There are three movements in the piece: 33 seconds, 2 minutes 40 seconds, and 1 minute 20 seconds, for a total of four minutes 33 seconds.Cage’s only instruction is tacet, “it is silent.” In the original performance, the pianist David Tudor simply opened the lid over the keys at the beginning of each movement, and closed it at the end. Otherwise, silence.
But the experience does not tacet. Inevitably there are sounds. Even in an anechoic chamber Cage heard his own breathing and heartbeat. In a concert hall, one can hear the shuffling of feet, the groaning of seats as people move, the drone of an HVAC system cycling on and off, not to mention the usual coughs and clearings of throat. In my apartment, I always hear the traffic outside, sometimes a faint hum, often a roar, a beep, a siren. There are people walking in the unit above me. Doors open in the hallway. My dog Sammie rolls over and scratches his bedding.
This is what Cage learned as he pursued his original goal of producing silence as the absence of sound. So, instead in 4’33” Cage asks the audience to listen to “nothing.” Not a nothing that is something, as the analogy to zero made earlier. Rather, the more we try to block or filter out all sounds, the more we try for that paradoxical goal of dwelling in the presence of absence, the more we learn as Cage wrote “try as we may to make a silence, we cannot.”
In words reminiscent of guides to meditation, William Brooks describes the lessons to learn from failing to hear silence
Cage proposed that we, we listeners, attend to attention: that we notice that we are noticing, not merely what we are noticing. … For this kind of attention Cage reserved the word ‘discipline’, … attend to the act of attending in order to challenge the habits, the preperceptions, from which your experience is built.
This morning’s Daily Dharma from Tricycle magazine quoted an article from Dzongsar Jamyang Khyentse Rinpoche, “Do Nothing.”
Meditation is one of the rare occasions when we’re not doing anything. Otherwise, we’re always doing something, we’re always thinking something, we’re always occupied. We get lost in millions of obsessions or fixations. But by meditating—by not doing anything—all these fixations are revealed.

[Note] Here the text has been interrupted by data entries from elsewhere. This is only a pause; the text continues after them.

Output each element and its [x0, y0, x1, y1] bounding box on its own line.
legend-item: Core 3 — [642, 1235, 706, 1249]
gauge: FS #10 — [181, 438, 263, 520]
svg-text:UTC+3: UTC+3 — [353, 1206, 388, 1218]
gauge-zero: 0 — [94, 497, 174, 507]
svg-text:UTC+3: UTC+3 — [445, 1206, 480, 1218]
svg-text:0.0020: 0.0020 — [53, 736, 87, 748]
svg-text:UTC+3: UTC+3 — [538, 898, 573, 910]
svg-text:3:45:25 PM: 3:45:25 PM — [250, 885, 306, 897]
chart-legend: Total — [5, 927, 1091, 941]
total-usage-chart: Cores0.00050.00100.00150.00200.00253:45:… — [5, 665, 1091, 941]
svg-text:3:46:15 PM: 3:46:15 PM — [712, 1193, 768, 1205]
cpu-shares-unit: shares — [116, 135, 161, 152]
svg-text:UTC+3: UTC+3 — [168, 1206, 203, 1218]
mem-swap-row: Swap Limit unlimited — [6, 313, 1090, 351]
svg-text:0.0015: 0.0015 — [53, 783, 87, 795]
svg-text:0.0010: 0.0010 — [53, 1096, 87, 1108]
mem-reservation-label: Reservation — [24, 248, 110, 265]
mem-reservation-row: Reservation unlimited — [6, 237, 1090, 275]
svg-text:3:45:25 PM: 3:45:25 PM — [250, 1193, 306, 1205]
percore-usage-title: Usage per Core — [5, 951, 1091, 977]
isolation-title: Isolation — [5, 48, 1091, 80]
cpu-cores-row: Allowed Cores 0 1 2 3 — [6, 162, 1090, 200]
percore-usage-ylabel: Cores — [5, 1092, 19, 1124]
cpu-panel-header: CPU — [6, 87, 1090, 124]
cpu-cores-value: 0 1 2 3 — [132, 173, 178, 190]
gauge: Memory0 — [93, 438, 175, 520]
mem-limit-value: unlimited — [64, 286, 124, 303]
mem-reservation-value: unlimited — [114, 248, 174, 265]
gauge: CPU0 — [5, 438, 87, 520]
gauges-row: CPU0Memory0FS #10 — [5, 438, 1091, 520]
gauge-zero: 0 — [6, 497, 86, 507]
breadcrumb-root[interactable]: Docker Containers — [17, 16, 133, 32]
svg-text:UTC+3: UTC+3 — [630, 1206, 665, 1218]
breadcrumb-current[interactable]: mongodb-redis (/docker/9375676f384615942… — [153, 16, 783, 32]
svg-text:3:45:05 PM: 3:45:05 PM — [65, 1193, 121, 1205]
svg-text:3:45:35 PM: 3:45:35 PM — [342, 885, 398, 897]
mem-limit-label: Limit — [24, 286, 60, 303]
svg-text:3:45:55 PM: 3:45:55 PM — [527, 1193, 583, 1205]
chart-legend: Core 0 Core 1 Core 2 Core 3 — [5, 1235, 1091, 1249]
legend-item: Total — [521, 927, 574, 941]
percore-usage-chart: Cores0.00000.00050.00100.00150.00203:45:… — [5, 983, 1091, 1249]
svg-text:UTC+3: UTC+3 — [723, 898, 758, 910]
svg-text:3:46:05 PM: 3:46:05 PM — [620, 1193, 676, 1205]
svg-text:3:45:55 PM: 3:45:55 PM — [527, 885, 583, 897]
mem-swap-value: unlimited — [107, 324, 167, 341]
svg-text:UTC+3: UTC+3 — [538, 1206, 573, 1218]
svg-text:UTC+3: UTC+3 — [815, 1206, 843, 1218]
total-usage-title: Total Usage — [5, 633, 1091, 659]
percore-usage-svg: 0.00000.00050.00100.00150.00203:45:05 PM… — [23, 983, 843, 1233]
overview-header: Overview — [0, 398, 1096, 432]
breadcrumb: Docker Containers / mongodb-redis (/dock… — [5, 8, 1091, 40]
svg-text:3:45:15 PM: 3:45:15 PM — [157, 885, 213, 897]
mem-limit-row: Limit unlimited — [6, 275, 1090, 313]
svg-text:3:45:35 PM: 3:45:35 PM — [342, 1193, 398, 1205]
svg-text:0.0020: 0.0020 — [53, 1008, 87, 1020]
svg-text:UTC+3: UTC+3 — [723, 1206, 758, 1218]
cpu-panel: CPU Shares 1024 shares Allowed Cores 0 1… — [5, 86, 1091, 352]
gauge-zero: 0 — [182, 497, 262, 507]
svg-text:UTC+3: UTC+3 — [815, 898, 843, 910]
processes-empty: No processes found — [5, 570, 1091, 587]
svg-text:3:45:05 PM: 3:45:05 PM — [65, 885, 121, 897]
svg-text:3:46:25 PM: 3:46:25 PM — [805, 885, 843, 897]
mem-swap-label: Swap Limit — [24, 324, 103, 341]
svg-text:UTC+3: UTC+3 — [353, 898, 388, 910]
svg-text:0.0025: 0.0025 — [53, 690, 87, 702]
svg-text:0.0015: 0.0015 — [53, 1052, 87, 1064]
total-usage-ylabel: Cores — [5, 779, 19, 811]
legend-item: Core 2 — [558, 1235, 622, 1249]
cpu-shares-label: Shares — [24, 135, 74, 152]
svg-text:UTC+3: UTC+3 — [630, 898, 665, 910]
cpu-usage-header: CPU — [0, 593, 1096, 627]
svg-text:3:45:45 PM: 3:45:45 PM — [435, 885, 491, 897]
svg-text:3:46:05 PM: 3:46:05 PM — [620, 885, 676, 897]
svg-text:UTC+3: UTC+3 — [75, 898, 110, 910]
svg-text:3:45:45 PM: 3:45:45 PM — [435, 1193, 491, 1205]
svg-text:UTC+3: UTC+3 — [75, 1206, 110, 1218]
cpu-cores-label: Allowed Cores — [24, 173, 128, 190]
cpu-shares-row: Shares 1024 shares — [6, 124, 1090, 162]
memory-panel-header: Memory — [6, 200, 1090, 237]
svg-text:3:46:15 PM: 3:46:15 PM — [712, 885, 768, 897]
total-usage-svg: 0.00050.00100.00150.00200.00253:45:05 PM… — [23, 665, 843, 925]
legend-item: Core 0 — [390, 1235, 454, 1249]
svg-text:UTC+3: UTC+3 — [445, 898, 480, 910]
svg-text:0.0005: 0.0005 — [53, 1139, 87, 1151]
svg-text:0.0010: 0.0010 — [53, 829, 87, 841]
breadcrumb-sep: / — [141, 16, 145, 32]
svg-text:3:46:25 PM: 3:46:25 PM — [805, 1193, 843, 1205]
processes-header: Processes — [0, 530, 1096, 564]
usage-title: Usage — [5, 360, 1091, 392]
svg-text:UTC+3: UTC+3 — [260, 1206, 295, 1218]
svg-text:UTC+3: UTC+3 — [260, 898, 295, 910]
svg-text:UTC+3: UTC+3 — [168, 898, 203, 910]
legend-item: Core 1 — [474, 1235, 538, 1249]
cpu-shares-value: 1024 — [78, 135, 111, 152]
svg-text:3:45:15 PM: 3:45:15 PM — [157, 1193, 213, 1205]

Earlier this year I was frustrated that my mind never seemed to stop buzzing when I sat to meditate. Sometimes I tried to quiet the buzz and to focus my mind by paying attention to readings of the suttas. If I could keep my mind from wandering for more than 2-3 minutes, I was doing good. Now, I think I’ll work on just paying attention to the buzz that sitting quietly doing nothing else lets me experience. Not what the buzz is about, just the buzzing.